In the the Acts of the Apostles we have a description of the early Christian community in Jerusalem. We read that each day they gathered to pray in the temple precincts, and then they gathered in their homes to break bread. This is perhaps the only time when Paul’s words about equality really rang true. These people were neither Jew nor gentile. They were some sort of hybrid, but out of their uncomfortable isolation came the realization of who they were called to be. Slowly they began to refer to themselves as Christian. It was a struggle, no doubt, but out of that struggle came the legacy and the name that we carry today.
I’d like to think that the story of Thomas in John 20 is also a story about change. Thomas doubted, but he also feared. He feared what it would mean for him if the stories about Jesus were true. If Jesus did rise from the dead, then life for Thomas would never be the same. He could never go back to the life he had known. And so I have the sense that Thomas didn’t want to believe even when he finally saw the wounds. The sight of the wounds would demand a life-changing response, and he had no assurance of what that might mean.

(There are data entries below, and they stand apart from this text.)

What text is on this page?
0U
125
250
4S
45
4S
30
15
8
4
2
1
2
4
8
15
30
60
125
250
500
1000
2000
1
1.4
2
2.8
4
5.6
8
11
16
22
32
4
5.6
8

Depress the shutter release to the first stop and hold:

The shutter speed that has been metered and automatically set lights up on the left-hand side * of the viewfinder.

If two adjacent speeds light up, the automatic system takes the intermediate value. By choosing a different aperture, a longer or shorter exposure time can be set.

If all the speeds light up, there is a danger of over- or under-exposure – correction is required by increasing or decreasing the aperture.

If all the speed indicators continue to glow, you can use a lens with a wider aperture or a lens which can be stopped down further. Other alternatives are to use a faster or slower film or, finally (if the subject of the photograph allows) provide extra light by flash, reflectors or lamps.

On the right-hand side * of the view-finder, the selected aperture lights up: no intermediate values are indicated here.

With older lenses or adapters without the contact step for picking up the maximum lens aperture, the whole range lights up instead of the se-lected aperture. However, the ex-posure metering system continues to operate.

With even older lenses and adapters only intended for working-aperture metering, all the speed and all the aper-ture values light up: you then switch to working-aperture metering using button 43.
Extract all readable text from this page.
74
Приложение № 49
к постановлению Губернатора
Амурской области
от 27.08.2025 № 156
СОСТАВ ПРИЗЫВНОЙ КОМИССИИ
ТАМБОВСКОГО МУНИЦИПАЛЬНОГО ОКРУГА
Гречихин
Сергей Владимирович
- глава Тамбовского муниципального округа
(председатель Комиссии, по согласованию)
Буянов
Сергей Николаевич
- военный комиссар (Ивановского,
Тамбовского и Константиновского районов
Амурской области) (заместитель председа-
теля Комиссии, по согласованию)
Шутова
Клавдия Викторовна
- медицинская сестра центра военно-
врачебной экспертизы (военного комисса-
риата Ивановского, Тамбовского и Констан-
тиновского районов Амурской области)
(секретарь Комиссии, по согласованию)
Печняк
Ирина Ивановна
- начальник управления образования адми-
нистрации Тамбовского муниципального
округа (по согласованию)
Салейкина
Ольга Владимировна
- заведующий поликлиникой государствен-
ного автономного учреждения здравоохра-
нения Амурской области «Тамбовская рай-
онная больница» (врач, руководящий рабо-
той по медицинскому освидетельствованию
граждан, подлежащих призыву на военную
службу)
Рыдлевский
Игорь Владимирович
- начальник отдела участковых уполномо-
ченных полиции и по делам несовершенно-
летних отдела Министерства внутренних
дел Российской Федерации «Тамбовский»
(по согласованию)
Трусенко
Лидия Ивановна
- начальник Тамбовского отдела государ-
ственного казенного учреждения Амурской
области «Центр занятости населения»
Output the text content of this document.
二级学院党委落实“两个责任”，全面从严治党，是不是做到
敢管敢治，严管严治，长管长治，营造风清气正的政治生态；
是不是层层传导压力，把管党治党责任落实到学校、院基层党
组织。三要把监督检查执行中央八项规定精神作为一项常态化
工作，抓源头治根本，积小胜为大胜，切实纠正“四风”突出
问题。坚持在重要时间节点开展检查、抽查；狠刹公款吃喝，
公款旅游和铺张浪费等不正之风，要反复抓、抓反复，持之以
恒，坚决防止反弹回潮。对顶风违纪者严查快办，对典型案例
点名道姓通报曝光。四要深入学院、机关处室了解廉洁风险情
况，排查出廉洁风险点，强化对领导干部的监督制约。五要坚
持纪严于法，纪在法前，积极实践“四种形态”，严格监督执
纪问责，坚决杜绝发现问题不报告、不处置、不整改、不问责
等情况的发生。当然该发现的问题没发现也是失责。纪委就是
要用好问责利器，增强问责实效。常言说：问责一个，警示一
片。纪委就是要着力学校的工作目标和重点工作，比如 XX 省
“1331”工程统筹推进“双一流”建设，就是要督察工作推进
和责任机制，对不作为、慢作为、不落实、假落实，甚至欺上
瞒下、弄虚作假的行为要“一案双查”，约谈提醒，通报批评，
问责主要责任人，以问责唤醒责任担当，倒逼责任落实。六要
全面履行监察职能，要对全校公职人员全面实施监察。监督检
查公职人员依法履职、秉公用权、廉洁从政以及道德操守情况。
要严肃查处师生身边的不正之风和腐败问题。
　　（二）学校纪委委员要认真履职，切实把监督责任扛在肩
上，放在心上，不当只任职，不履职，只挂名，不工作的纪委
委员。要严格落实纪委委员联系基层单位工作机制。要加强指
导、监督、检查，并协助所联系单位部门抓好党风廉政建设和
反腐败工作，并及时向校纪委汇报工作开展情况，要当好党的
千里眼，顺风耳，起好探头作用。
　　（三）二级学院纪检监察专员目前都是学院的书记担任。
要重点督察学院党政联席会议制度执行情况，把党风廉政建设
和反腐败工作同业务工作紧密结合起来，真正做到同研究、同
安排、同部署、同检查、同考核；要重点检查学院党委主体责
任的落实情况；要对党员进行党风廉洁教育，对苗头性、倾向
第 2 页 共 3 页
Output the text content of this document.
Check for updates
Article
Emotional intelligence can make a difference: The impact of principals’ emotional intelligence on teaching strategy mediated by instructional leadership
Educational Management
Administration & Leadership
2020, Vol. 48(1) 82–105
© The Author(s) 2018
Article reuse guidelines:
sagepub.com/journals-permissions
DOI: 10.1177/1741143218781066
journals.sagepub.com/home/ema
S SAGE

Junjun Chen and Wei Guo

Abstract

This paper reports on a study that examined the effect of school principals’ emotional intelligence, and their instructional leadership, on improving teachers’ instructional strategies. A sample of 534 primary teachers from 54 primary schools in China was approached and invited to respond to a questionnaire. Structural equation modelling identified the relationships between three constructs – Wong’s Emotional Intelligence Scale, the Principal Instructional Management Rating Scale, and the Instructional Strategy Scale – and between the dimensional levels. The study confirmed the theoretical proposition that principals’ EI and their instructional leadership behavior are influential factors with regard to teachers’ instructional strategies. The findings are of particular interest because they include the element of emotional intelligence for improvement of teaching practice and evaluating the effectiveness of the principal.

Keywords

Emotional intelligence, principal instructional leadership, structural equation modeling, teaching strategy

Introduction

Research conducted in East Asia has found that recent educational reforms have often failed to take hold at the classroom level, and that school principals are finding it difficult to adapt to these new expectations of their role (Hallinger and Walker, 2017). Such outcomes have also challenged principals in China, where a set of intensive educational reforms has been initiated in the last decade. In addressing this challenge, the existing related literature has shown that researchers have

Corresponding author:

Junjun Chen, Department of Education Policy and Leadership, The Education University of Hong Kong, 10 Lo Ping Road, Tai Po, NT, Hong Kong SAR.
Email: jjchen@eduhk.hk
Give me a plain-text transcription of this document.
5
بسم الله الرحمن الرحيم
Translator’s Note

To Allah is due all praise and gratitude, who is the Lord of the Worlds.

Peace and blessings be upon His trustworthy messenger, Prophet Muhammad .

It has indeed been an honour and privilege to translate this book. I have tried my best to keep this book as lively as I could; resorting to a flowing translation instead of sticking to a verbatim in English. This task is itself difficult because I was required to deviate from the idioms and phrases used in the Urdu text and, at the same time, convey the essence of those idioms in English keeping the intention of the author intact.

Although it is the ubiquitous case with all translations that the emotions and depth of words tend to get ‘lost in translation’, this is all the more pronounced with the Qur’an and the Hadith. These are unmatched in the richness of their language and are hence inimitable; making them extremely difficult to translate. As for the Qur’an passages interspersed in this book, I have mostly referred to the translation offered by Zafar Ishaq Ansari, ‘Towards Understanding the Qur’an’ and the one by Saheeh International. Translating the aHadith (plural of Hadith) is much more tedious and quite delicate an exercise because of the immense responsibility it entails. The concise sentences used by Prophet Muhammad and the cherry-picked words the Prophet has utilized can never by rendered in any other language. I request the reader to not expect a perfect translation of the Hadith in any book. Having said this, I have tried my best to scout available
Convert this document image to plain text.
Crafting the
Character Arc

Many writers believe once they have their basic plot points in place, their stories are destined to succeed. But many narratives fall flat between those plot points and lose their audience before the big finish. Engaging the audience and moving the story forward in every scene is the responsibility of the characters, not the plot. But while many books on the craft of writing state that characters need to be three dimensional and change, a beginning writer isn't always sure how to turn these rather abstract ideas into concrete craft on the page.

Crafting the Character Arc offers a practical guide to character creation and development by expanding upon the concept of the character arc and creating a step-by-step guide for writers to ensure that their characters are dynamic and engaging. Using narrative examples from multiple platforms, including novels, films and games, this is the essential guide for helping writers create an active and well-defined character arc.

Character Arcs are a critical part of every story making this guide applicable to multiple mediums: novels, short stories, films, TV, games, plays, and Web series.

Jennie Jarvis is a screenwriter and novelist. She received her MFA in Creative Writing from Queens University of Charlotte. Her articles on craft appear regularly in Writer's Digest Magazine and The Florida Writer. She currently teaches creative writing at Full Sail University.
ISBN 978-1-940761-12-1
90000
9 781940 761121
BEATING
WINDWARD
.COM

You and I are privileged to have those key moments when something shakes us out of our daydreams. They force us to answer whether we’re willing to change our plans from that day forward. Metaphorically, are we going to watch cable sports for the rest of our lives when this is over? Are we going to continue to ignore the people around us? Are we going to drift along in our throw-away culture? Or are we going to embrace the vocation to which God calls us?
I’d like to end with a short meditation on a line that I’ve read and largely dismissed hundreds of times. “As my Father has sent me, so I send you.” I’ve generally dismissed that because Jesus meant it for the apostles. Beyond that, the call is meant for bishops and religious superiors. Any lower than that makes me nervous, because Jesus might have meant it for me. In fact, however, he does mean it for me, and for you. In essence it says that God created us for a purpose, and every moment of our lives ought to count for something. That, I think, is what Thomas and the apostles were about to discover, and their lives would never the be same again.
God did not send this pandemic, any more than God sent the Black Death in 1348 or earthquakes or tsunamis. All the same, these are signs of the times – signs that waken us to the reality of who we are. We are nothing less than a priestly people, a holy people, people called by God to live with intensity and purpose. May God who has begun this good work in us help to bring it to completion in the new and heavenly Jerusalem.
Fr. Eric Hollas, OSB, is a monk of Saint John’s Abbey, where he delivered this post as a homily on April 22, 2020. In Saint John’s University he serves as Deputy to the President for Advancement.